My brother lent me the first four seasons of Boardwalk Empire on DVD, and I've been indulging over the past week, when I'm not deep in the HTML5 trenches.

It's a good show; thus far, not a great show. I've just finished season one. Perhaps it improves, as things of this nature frequently do. The fact of the matter is, HBO has forced itself to hold itself to a higher-than-usual standard. Ever since the age of Deadwood, Six Feet Under, The Wire and the like, HBO can no longer be content with "yeah, sure, it's a good show". Now HBO must strive for "I would rather watch this show than fulfill several of the basic functions which underlie my continued existence in modern society." HBO's little cross to bear, I suppose.

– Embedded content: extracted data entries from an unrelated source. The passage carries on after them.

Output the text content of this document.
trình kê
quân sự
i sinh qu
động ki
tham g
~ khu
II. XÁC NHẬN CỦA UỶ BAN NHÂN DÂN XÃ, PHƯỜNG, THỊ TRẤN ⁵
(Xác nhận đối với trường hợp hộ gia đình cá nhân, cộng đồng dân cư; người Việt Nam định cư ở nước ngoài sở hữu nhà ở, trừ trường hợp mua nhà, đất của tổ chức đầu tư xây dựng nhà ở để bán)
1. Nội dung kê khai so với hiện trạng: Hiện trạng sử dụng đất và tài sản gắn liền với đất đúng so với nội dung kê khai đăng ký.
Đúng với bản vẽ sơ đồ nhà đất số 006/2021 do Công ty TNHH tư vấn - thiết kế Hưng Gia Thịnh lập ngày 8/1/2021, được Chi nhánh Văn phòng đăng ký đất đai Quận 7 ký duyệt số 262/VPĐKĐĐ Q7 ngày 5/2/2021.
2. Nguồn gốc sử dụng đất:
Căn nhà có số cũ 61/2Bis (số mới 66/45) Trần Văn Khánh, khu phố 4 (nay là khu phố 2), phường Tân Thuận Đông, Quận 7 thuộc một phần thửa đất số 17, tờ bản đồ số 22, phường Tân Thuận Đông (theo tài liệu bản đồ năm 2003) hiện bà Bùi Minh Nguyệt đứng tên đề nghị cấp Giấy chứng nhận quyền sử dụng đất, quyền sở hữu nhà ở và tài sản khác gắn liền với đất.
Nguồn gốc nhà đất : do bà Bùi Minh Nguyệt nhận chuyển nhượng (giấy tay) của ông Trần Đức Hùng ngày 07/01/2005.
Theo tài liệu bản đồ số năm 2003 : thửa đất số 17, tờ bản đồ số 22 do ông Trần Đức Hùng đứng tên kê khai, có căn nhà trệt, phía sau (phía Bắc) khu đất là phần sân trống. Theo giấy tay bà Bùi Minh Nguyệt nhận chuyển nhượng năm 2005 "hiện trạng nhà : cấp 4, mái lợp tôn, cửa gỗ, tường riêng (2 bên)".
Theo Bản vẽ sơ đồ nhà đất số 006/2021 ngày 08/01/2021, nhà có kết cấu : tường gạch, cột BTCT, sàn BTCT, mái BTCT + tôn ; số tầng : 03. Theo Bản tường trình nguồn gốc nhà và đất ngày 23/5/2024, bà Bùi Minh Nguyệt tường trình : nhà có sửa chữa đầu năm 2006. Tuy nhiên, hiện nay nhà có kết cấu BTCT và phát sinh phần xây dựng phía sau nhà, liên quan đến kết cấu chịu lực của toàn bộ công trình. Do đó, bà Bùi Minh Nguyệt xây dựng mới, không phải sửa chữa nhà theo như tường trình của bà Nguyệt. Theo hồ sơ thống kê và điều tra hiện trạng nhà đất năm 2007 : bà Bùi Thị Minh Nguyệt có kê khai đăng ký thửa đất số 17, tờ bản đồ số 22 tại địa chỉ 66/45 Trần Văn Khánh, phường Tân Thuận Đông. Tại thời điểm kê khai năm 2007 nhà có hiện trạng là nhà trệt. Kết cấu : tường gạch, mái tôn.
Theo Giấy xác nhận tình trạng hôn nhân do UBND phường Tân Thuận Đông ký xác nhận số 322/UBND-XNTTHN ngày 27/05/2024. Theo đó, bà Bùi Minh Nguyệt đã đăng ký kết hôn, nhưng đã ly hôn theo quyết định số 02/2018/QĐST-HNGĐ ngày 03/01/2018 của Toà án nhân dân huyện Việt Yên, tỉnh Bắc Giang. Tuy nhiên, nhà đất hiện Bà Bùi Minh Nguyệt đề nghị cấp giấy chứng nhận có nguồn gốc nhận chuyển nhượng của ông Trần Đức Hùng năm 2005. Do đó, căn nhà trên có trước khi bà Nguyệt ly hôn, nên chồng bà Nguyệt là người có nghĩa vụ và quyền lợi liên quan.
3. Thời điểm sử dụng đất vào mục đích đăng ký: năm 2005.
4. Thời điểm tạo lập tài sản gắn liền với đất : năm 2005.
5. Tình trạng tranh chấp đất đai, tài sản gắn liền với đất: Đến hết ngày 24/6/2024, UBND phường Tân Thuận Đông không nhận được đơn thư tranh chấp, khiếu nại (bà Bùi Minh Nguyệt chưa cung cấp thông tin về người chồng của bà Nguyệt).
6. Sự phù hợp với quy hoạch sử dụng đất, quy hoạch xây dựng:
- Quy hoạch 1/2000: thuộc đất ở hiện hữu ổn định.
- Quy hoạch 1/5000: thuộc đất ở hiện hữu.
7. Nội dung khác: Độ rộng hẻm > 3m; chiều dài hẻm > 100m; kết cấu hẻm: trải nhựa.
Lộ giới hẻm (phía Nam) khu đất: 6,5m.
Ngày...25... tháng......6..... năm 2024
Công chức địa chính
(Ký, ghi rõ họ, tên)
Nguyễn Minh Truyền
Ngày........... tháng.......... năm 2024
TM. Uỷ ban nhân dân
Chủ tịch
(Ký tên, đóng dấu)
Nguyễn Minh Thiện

One thing this final episode of S1 has elicited in me is the thunderous realization of how intoxicating it is when someone tells you that you know them in a way no one else does. Think on this. It's a drug, really, isn't it? What this person - and always, it is a person with whom you are involved, entwined, in whom you are somehow Invested - tells you is that you, YOU, of ALL people, you who deserve nothing (if you think of yourself the way I and others think of themselves) who have somehow groped and grabbed and bumbled through the muck of their clean exterior to the bubbling pure swamp beneath - to a place that, for whatever reason, yours are the only eyes to see. Maybe once, another person saw this - the more tragedy, then! - or maybe not; one way or another, now, you are this place's sole lessee, its sole resident besides the Owner, your beloved, the one who let you in the door. And what a drunken hideous roller-coaster rush this gives you, the knowledge of what you know, though frequently you have no idea what they mean when they tell you its meaning.

And the sick, reeling horror, the drop in the gut, the recoil when you realize that none of this is of any use to you, and that in the end, you, being as you are, human, keep only that for which you have use.